Consider a ProductInventoryVO view object that joins information from the PRODUCT and INVENTORY tables to show ProductId, PName, ProductInventoryId (a name chosen in the view object editor to identify this as an attribute of ProductInventoryVO), InventoryInventoryId (a name chosen in the view object editor to identify this as an attribute of ProductInventoryVO) and AmountInStock attributes.

Now, consider what happens at runtime for the default case where you set up the secondary entity object marked as both updatable and reference:

  • The Product entity object is the primary entity usage.

  • The Inventory entity object is a secondary entity usage and is marked as a Reference.

When the user creates a new row in the ProductInventoryVO, ADF Business Components only creates a new Product entity instance (since the Reference flag for the Inventory entity usage is enabled). If the user changes the product's InventoryInventoryId attribute to 10, then ADF Business Components will automatically look up the Inventory entity with primary key 10 in the entity cache (reading it in from the database if not already in the cache) and make this new view row's Inventory entity usage point to this inventory 10 entity. That has the result of automatically reflecting the right AmountInStock value for inventory 10.

In the default scenario, the reference lookup occurs both because the entity usage for Inventory is marked as a reference, as well as the fact that an association exists between the Product entity and the Inventory entity. Through the association definition, ADF Business Components knows which attributes are involved on each side of this association. When any of the attributes on the Product side of the ProductToInventory association are modified, if the Inventory entity usage is marked as a Reference, ADF Business Components will perform that automatic reference lookup. If the user changes value of the AmountInStock to 20 in this new view row, after committing the change, the database will have a new product for inventory 10 and have updated the amount of inventory 10 to 20.

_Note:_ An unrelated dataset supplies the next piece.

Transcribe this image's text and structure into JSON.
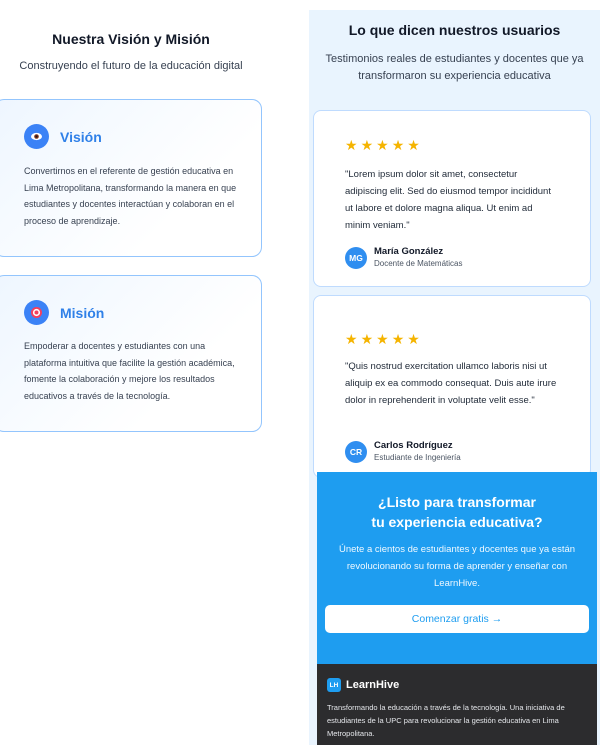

Now, consider what happens at runtime where you set up the secondary entity object marked as updatable and reference is disabled:

  • The Product entity object is the primary entity usage.

  • The Inventory entity object is a secondary entity usage, but this usage is not marked as a Reference.

In this scenario, when the user creates a new row in the ProductInventoryVO, ADF Business Components will create both a new Product entity instance and a new Inventory entity instance (since the Reference flag for the Inventory entity usage is disabled). If the user changes the product's InventoryId attribute to 10, it will have no effect on the value of the AmountInStock attribute being displayed in the row. Additionally, if the user sets InventoryInventoryId to 99 and AmountInStock to 20 in this new view row, after committing the changes, the database will have both a new product for inventory 10 and a new inventory number 99.

10.8 Programmatically Creating View Definitions and View Objects

When you create an ADF view object, the application creates a view definition object utilizing the XML file. Alternatively, you can create the view definition object programmatically using a framework class.

The oracle.jbo.server.ViewDefImpl class lets you dynamically define the view definition meta-object for view object instances. The view definition describes the view object's structure.

Typically, the application creates the view definition object by loading an XML file that you create using JDeveloper overview editors. When the application needs to create a view object instance, it queries the MetaObjectManager for the view object's view definition by the view definition name, it then finds the XML file, opens it, parses it, and constructs a view definition object in memory.

Alternatively, you can create the view definition programmatically using methods of the ViewDefImpl class. When you create a programmatic view definition, your application code begins with code like:

ViewDefImpl viewDef = new ViewDefImpl("MyViewDef");
viewDef.setFullName("sessiondef.mypackage.MyViewDef");

A view definition that you create must be uniquely identified by its full name, where the full name is a package-qualified name. Thus, you call setFullName() to pass in the package-qualified name of your view definition object (for example, sessiondef.mypackage.MyViewDef).

The MyViewDef name that you initially pass in is the short name of the view definition you create. Your application may pass the short name when an API requires a view definition name. For example, your application might request the defName parameter when invoking ApplicationModule.createViewObject(String, String).

To create a view definition and then create a view object instance based on that definition, follow these basic steps (as illustrated in the following example):

  1. Create the view definition object and set the full name.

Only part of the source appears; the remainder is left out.